Mythforce, a new roguelite inspired by fantasy cartoons from the 80s, almost looks like the setup of a joke. Stop Me If You’ve Heard This One: A Knight, Thief, Mage, and Ranger enter a dungeon. Then they all die because they ran out of stamina.
There are two types of clashing video games in Mythforce: one is an action-packed dungeon crawler where you kill dozens of enemies while chatting with your co-op crew, the other is a deliberate, slow-paced combat that demands precise sword swings and dodging. stay alive for more than a few minutes. I’m up for either approach, but the former seems more in line with Mythforce’s cartoony tone and multiplayer roguelite structure. It might be too hard for a stray step in front of a fire-breathing statue to burn half my health when healing potions are apparently the rarest commodity in this fantasy world.
I was surprised at the weight Mythforce puts behind its first-person sword swings when I held down the mouse button for a charged strike. It looks a bit like Vermintide in those moments, which I mean as a compliment. But here, being hit by enemies only a few times meant big trouble: my thief was squishy as hell, and I sometimes took damage even while dodging backwards from what seemed as a sword range. First person combat can sometimes make it hard to tell exactly where your hitbox is, and I’d just discount that in a game like Vermintide, where healing is pretty prevalent and the average enemy is a small fry you can eliminate with a giant hammer. Only three enemies walking slowly towards you pose a major threat here, and playing a ranged character feels much safer than engaging in melee.
Mythforce has a certain charm to it, with a nice mix of cel-shaded characters and slightly blurry 3D backgrounds. The art style captures the Thundercats or Masters of the Universe aesthetic and suits well what otherwise looks like a generic dungeon crawler world. The four hero classes available at launch are classic D&D. The first enemies you encounter are, of course, skeletons. The procedurally generated rooms you fight are each filled with a handful of color-coded enemies, chests, and jars to open for better loot.
It’s cozy and familiar from the jump, but if you survive for a while you start encountering enemies that diverge a bit more from D&D 101, like mushroom men that shrink at will to circle around. your frustrated sword thrusts. These weirdos are one of the reasons I wish Mythforce leaned more towards windy hack ‘n’ slash – I want to know what kind of creativity lurks later in the dungeon.
At least in this early access state – launching exclusively on the Epic Games Store – the roguelite structure seems set to die early and often and restart again and again to unlock character perks that make you that bit stronger. It works brilliantly in a game like Hades where the action is fantastic from the start, and each run offers a different set of powers to juggle on the fly. In contrast, with a static set of character skills and a much slower pace, death in Mythforce is more of a chore. Start over and fight the same skeletons again, but with +5 starting stamina this time thanks to leveling up.
I’ve played Mythforce solo and in groups of two and three players, and I feel better with a larger team. There’s a degree of scaling here, but the damage dealt by enemies and traps is even more punishing when you can’t let a teammate fend off enemies while another spends a good 10 seconds standing still for revive a downed ally.

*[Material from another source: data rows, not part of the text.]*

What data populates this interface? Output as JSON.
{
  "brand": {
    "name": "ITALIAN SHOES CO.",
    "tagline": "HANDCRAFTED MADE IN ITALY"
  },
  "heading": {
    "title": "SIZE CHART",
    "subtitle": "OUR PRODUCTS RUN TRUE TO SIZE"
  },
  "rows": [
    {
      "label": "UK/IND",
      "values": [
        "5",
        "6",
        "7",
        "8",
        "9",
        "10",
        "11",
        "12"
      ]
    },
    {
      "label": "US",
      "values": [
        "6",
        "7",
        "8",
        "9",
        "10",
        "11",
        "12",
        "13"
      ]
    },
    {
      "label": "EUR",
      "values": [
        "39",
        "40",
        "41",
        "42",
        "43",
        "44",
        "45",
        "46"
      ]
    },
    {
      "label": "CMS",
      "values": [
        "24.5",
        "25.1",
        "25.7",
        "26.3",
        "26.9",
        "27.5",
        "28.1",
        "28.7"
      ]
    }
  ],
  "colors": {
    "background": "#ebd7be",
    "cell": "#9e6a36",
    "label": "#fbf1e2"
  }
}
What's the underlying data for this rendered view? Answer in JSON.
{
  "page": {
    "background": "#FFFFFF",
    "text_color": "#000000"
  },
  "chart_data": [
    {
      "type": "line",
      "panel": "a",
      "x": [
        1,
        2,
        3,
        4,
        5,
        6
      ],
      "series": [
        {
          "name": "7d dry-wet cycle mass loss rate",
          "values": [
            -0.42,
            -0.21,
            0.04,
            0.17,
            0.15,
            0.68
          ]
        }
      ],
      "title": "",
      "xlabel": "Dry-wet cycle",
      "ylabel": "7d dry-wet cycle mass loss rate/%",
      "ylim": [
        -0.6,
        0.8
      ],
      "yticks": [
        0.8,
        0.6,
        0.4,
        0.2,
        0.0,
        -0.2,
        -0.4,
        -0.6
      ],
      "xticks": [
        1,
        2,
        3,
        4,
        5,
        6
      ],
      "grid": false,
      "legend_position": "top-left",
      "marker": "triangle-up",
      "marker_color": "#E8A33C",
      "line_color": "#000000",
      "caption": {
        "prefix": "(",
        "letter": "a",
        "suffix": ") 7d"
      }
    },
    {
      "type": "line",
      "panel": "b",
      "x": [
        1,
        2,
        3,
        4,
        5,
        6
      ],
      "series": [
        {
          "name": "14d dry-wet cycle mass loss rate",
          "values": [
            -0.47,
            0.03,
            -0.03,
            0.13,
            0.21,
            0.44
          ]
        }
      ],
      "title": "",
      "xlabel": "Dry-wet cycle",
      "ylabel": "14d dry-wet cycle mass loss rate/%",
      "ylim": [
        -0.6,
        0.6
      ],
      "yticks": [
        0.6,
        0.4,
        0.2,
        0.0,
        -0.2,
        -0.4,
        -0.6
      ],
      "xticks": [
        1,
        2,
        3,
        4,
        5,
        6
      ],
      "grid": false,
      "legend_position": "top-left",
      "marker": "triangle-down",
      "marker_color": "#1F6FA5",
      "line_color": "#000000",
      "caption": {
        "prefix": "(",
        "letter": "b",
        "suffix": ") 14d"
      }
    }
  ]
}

I can see myself with a completely leveled character in Mythforce looking back at how far I had come and appreciating all the power I had accumulated. Developer Beamdog, founded by ex-BioWare devs and best known for enhanced editions of Baldur’s Gate, clearly wants this to be a game you can play for a while before maxing out your various XP bars and perk unlocks. . But prioritizing that meta layer seems to have left the pieces a bit too barren to be interesting and a bit too punishing a fight to make me want to come back for another run after losing the gear I had just scrounged.
A year of early access may turn Mythforce into an exciting roguelite, but at first glance it looks like the game you’d turn to if you had a rabid co-op squad that’s already exhausted Tiny Tina’s Wonderlands, Gunfire Reborn, and Risk from Rain 2. I especially hope to see Mythforce become a lot more playful with its 80s cartoon inspirations. More Skeletor chaotic energy, please.
The first episode of Mythforce will launch in Early Access on April 20.